The most challenging part has been dealing with the volatility of scientific research. Personally, my research has been delayed numerous times, but you must learn to take these challenges in stride and realize that the silver-lining has been the improvement of my time management skills! The most rewarding part of my graduate program has been the feelings of accomplishment and self-improvement. I’ve truly learned so much and made some terrific friendships in the last year.
What are some free-time activities that make you happy, or relieves stress?
During all the COVID-19 lockdowns I started doing yoga daily, however, my favourite stress-reliever is biking! All the bike-lanes and trails in Guelph make it super easy to stay physically active while in school. When I have a free weekend, you can find me at our home farm, usually riding my horse and helping with farm duties.
What are your plans or goals after graduation?
I currently do not have any exact plans for after graduation; however, I feel a lot more confident entering the workforce than I felt after completing my undergraduate degree. My present goals are to jump into industry and gain some more hands-on experience before potentially furthering my education. Yet, if there’s one thing my graduate degree has taught me, it’s that you never know which opportunities lie ahead, and to keep an open mind when it comes to life goals.

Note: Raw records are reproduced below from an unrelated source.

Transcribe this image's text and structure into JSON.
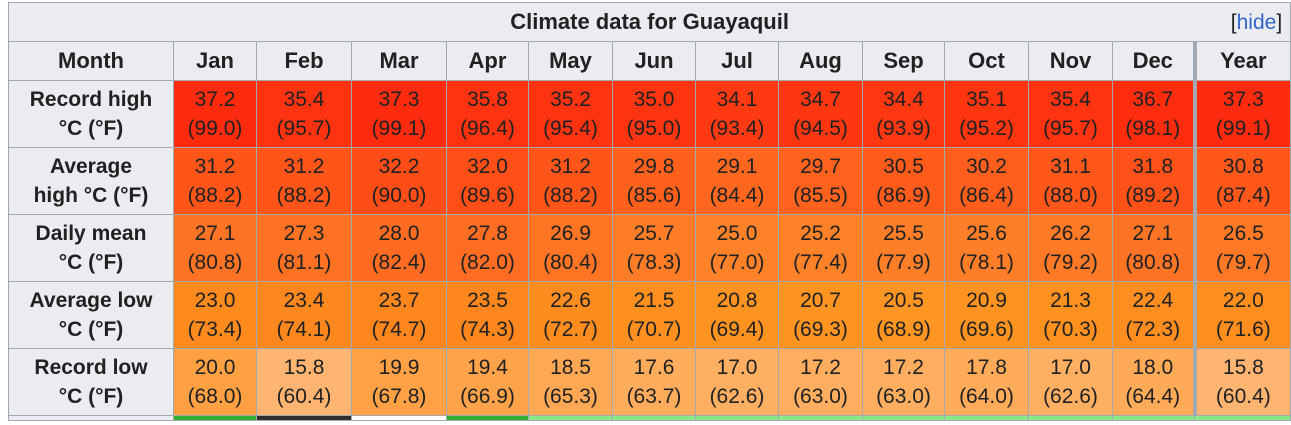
{
  "table": {
    "title": "Climate data for Guayaquil",
    "hide_bracket_open": "[",
    "hide_label": "hide",
    "hide_bracket_close": "]",
    "header_label": "Month",
    "months": [
      "Jan",
      "Feb",
      "Mar",
      "Apr",
      "May",
      "Jun",
      "Jul",
      "Aug",
      "Sep",
      "Oct",
      "Nov",
      "Dec",
      "Year"
    ],
    "rows": [
      {
        "label_line1": "Record high",
        "label_line2": "°C (°F)",
        "c": [
          "37.2",
          "35.4",
          "37.3",
          "35.8",
          "35.2",
          "35.0",
          "34.1",
          "34.7",
          "34.4",
          "35.1",
          "35.4",
          "36.7",
          "37.3"
        ],
        "f": [
          "(99.0)",
          "(95.7)",
          "(99.1)",
          "(96.4)",
          "(95.4)",
          "(95.0)",
          "(93.4)",
          "(94.5)",
          "(93.9)",
          "(95.2)",
          "(95.7)",
          "(98.1)",
          "(99.1)"
        ],
        "colors": [
          "#ff2b0e",
          "#ff3310",
          "#ff2b0e",
          "#ff3310",
          "#ff3310",
          "#ff3511",
          "#ff3a12",
          "#ff3711",
          "#ff3812",
          "#ff3510",
          "#ff3310",
          "#ff2d0e",
          "#ff2b0e"
        ]
      },
      {
        "label_line1": "Average",
        "label_line2": "high °C (°F)",
        "c": [
          "31.2",
          "31.2",
          "32.2",
          "32.0",
          "31.2",
          "29.8",
          "29.1",
          "29.7",
          "30.5",
          "30.2",
          "31.1",
          "31.8",
          "30.8"
        ],
        "f": [
          "(88.2)",
          "(88.2)",
          "(90.0)",
          "(89.6)",
          "(88.2)",
          "(85.6)",
          "(84.4)",
          "(85.5)",
          "(86.9)",
          "(86.4)",
          "(88.0)",
          "(89.2)",
          "(87.4)"
        ],
        "colors": [
          "#ff5519",
          "#ff5519",
          "#ff4d17",
          "#ff4f17",
          "#ff5519",
          "#ff611d",
          "#ff671f",
          "#ff621d",
          "#ff5b1b",
          "#ff5e1c",
          "#ff5619",
          "#ff5118",
          "#ff581a"
        ]
      },
      {
        "label_line1": "Daily mean",
        "label_line2": "°C (°F)",
        "c": [
          "27.1",
          "27.3",
          "28.0",
          "27.8",
          "26.9",
          "25.7",
          "25.0",
          "25.2",
          "25.5",
          "25.6",
          "26.2",
          "27.1",
          "26.5"
        ],
        "f": [
          "(80.8)",
          "(81.1)",
          "(82.4)",
          "(82.0)",
          "(80.4)",
          "(78.3)",
          "(77.0)",
          "(77.4)",
          "(77.9)",
          "(78.1)",
          "(79.2)",
          "(80.8)",
          "(79.7)"
        ],
        "colors": [
          "#ff7324",
          "#ff7223",
          "#ff6c21",
          "#ff6d22",
          "#ff7524",
          "#ff7d27",
          "#ff8229",
          "#ff8128",
          "#ff7f28",
          "#ff7e27",
          "#ff7a26",
          "#ff7324",
          "#ff7825"
        ]
      },
      {
        "label_line1": "Average low",
        "label_line2": "°C (°F)",
        "c": [
          "23.0",
          "23.4",
          "23.7",
          "23.5",
          "22.6",
          "21.5",
          "20.8",
          "20.7",
          "20.5",
          "20.9",
          "21.3",
          "22.4",
          "22.0"
        ],
        "f": [
          "(73.4)",
          "(74.1)",
          "(74.7)",
          "(74.3)",
          "(72.7)",
          "(70.7)",
          "(69.4)",
          "(69.3)",
          "(68.9)",
          "(69.6)",
          "(70.3)",
          "(72.3)",
          "(71.6)"
        ],
        "colors": [
          "#ff8a1e",
          "#ff881e",
          "#ff861d",
          "#ff871d",
          "#ff8c1f",
          "#ff9020",
          "#ff9321",
          "#ff9421",
          "#ff9522",
          "#ff9321",
          "#ff9120",
          "#ff8d1f",
          "#ff8e1f"
        ]
      },
      {
        "label_line1": "Record low",
        "label_line2": "°C (°F)",
        "c": [
          "20.0",
          "15.8",
          "19.9",
          "19.4",
          "18.5",
          "17.6",
          "17.0",
          "17.2",
          "17.2",
          "17.8",
          "17.0",
          "18.0",
          "15.8"
        ],
        "f": [
          "(68.0)",
          "(60.4)",
          "(67.8)",
          "(66.9)",
          "(65.3)",
          "(63.7)",
          "(62.6)",
          "(63.0)",
          "(63.0)",
          "(64.0)",
          "(62.6)",
          "(64.4)",
          "(60.4)"
        ],
        "colors": [
          "#ffa042",
          "#ffb571",
          "#ffa144",
          "#ffa34a",
          "#ffa853",
          "#ffac5c",
          "#ffaf62",
          "#ffae60",
          "#ffae60",
          "#ffab5a",
          "#ffaf62",
          "#ffaa57",
          "#ffb571"
        ]
      }
    ],
    "bottom_colors": [
      "#30b030",
      "#303030",
      "#ffffff",
      "#30b030",
      "#8ae88a",
      "#8ae88a",
      "#8ae88a",
      "#8ae88a",
      "#8ae88a",
      "#8ae88a",
      "#8ae88a",
      "#8ae88a",
      "#8ae88a"
    ]
  }
}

What advice would you give to an undergrad student considering graduate school?
My biggest advice would be to crunch the numbers and avidly apply to scholarships. I was under the impression that graduate school would cost a lot of money, but it is very manageable straight out of an undergraduate degree. I’d also recommend not being scared of the challenge: it’s not going to be easy but the opportunities you will experience in graduate school will be worth it!
What or who is your greatest inspiration? Why?
My parents are my greatest inspiration. We immigrated from the Netherlands, where they were both police officers. They came to Canada and became dairy goat producers! I’ve been told they didn’t even know the difference between straw and hay before they started farming. They sacrificed a lot for my sister and I, and are the most supportive parents, especially when it comes to my scientific endeavors!
What's one fun fact about yourself?
I am an avid landscaper! I love gardening; however, I detested the plant-related courses I had to take in undergrad. That’s why I study animals and keep plants as my hobby!